|Sagittarius, from Johann Bayer's Uranometria|
Archer — Archer, like previously-featured Zina, is a name from the science fiction catalogue of writer Philip K. Dick. He used it in The Transmigration of Timothy Archer. Its meaning is quite literal (it's an occupational surname, after all) but I wonder if Dick chose it for its various mythical connotations.

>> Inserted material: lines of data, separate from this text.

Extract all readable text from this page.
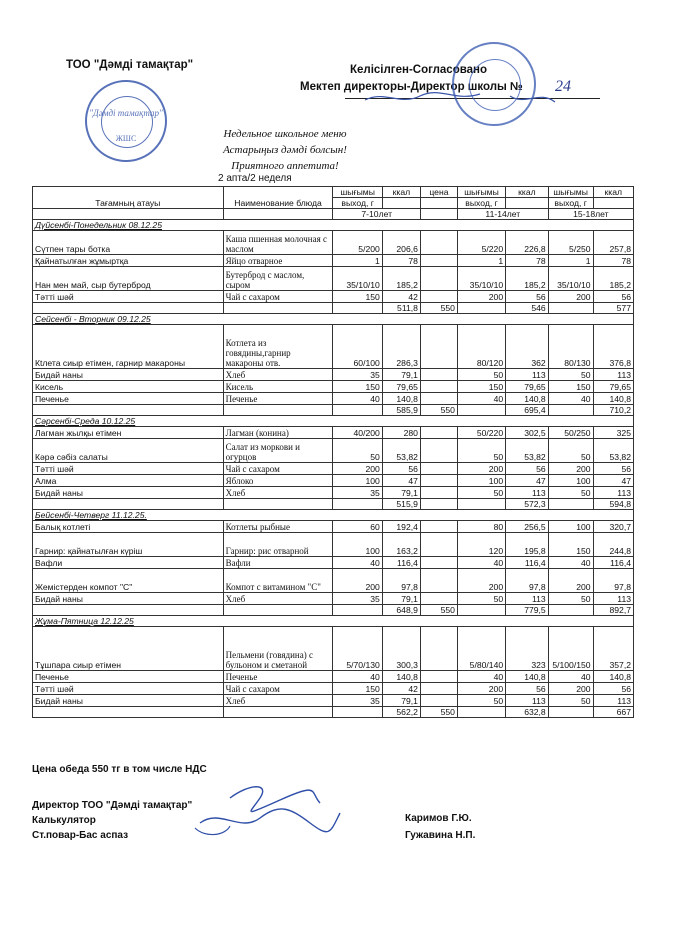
ТОО "Дәмді тамақтар"	Келісілген-Согласовано
Мектеп директоры-Директор школы № 24
"Дәмді тамақтар"
ЖШС	Недельное школьное меню
Астарыңыз дәмді болсын!
Приятного аппетита!
2 апта/2 неделя
Тағамның атауы	Наименование блюда	шығымы	ккал	цена	шығымы	ккал	шығымы	ккал
		выход, г			выход, г		выход, г	
		7-10лет			11-14лет		15-18лет	
Дүйсенбі-Понедельник 08.12.25								
Сүтпен тары ботка	Каша пшенная молочная с маслом	5/200	206,6		5/220	226,8	5/250	257,8
Қайнатылған жұмыртқа	Яйцо отварное	1	78		1	78	1	78
Нан мен май, сыр бутерброд	Бутерброд с маслом, сыром	35/10/10	185,2		35/10/10	185,2	35/10/10	185,2
Тәтті шәй	Чай с сахаром	150	42		200	56	200	56
			511,8	550		546		577
Сейсенбі - Вторник 09.12.25								
Кtлета сиыр етімен, гарнир макароны	Котлета из говядины,гарнир макароны отв.	60/100	286,3		80/120	362	80/130	376,8
Бидай наны	Хлеб	35	79,1		50	113	50	113
Кисель	Кисель	150	79,65		150	79,65	150	79,65
Печенье	Печенье	40	140,8		40	140,8	40	140,8
			585,9	550		695,4		710,2
Сәрсенбі-Среда 10.12.25								
Лагман жылқы етімен	Лагман (конина)	40/200	280		50/220	302,5	50/250	325
Кәрә сәбіз салаты	Салат из моркови и огурцов	50	53,82		50	53,82	50	53,82
Тәтті шәй	Чай с сахаром	200	56		200	56	200	56
Алма	Яблоко	100	47		100	47	100	47
Бидай наны	Хлеб	35	79,1		50	113	50	113
			515,9			572,3		594,8
Бейсенбі-Четверг 11.12.25.								
Балық котлеті	Котлеты рыбные	60	192,4		80	256,5	100	320,7
Гарнир: қайнатылған күріш	Гарнир: рис отварной	100	163,2		120	195,8	150	244,8
Вафли	Вафли	40	116,4		40	116,4	40	116,4
Жемістерден компот "С"	Компот с витамином "С"	200	97,8		200	97,8	200	97,8
Бидай наны	Хлеб	35	79,1		50	113	50	113
			648,9	550		779,5		892,7
Жұма-Пятница 12.12.25								
Тұшпара сиыр етімен	Пельмени (говядина) с бульоном и сметаной	5/70/130	300,3		5/80/140	323	5/100/150	357,2
Печенье	Печенье	40	140,8		40	140,8	40	140,8
Тәтті шәй	Чай с сахаром	150	42		200	56	200	56
Бидай наны	Хлеб	35	79,1		50	113	50	113
			562,2	550		632,8		667
Цена обеда 550 тг в том числе НДС
Директор ТОО "Дәмді тамақтар"
Калькулятор
Ст.повар-Бас аспаз
Каримов Г.Ю.
Гужавина Н.П.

The Archer is another name for the constellation Sagittarius, who is often represented as an arrow-and-bow carrying centaur, whose bow points toward the star Antares, "the heart of the scorpion"
Axel — Axel was much less popular in 1940 than it is today. It fell out of the top 1,000 back in 1916, then reappeared in 1989 (I wonder how much of that is owed to Mr Axl Rose) and has been climbing the chart pretty steadily ever since. In 2010 it's listed at #187, a big jump up from its place in 2009, at #264. Axel also ranks in Belgium, Chile, the Netherlands, Sweden and France, where it's way up there at #28. It's the Danish form of Hebrew name Absalom, which means "my father is peace"
Cassius — the meaning isn't the best ("empty," or "vain") but there are many redeeming things about this name. It makes me think of Muhammad Ali, whose original name was Cassius (he was named for his father, who was named for American abolitionist Cassius Clay) and ancient Rome, where the gens Cassia were a noble family. Cassius peeked into the top 1,000 in 2008 when it ranked #944, though it hasn't appeared on the '09 or '10 lists. Pronounce it with three syllables, "KAS-ee-əs" or two "KASH-əs"
Cosimo — meaning "order" or "decency," Cosimo is an Italian variant of Greek name Cosmas. Saints (and brothers) Cosmas and Damian are the patron saints of physicians. A famous bearer of the name Cosimo was Cosimo Medici, a rich man and patron of the Renaissance in 15th-century Florence. I like English form Cosmo and Romanian Cosmin, too
Shepherd — occupational surnames have an easy time transitioning to the first-name position, as they're already recognizable and a good way to honor a family member (I'm Rowan, which was my maternal grandmother's maiden name). Shepherd refers to a sheep-herder, of course, and I think the nickname Shep is super hip
Britta — a variant of the Swedish name Birgitta, which is a form of the Irish name Brighid, which means "exalted one." Its similarity in look and sound to now-dated Brittany is both a plus (familiarity) and a negative (it may come off as made-up to a names-layman) but I'd love to see it used more often
Gala — I may have been subconsciously choosing names of people I've actually known. I knew a Britta in high school, and a Gala in college. Gala means "calm," though most people are probably familiar with it as a kind of apple, or as a word referring to a festive occasion
Honora — a variant of Honoria, which comes from a Latin name meaning, obviously, "honor." You could get the nickname Nora pretty easily from this one, and it sounds a little less like a word and more like a proper name than celebrity-babyname Honor
Isaura — from a Latin name meaning "from Isauria," which was a region in what is now modern-day Turkey. Male form Isaurus sounds a little dinosaur-ish, but Isaura has a lovely sound and look, and is a great alternative to popular Isabella
Lucilla — mentioned in my post on Lucia, Lucilla is a Latin diminutive of Lucia, and was the name of a 3rd-century martyr. Wickedly-named Annia Aurelia Galeria Lucilla (she went by Lucilla) was second daughter of Marcus Aurelius. Her twin brother, Gemellus Lucillae, died when they were two, and her children were named Plautia, Aurelia Lucilla, Lucius Verus and Pompeianus — phew!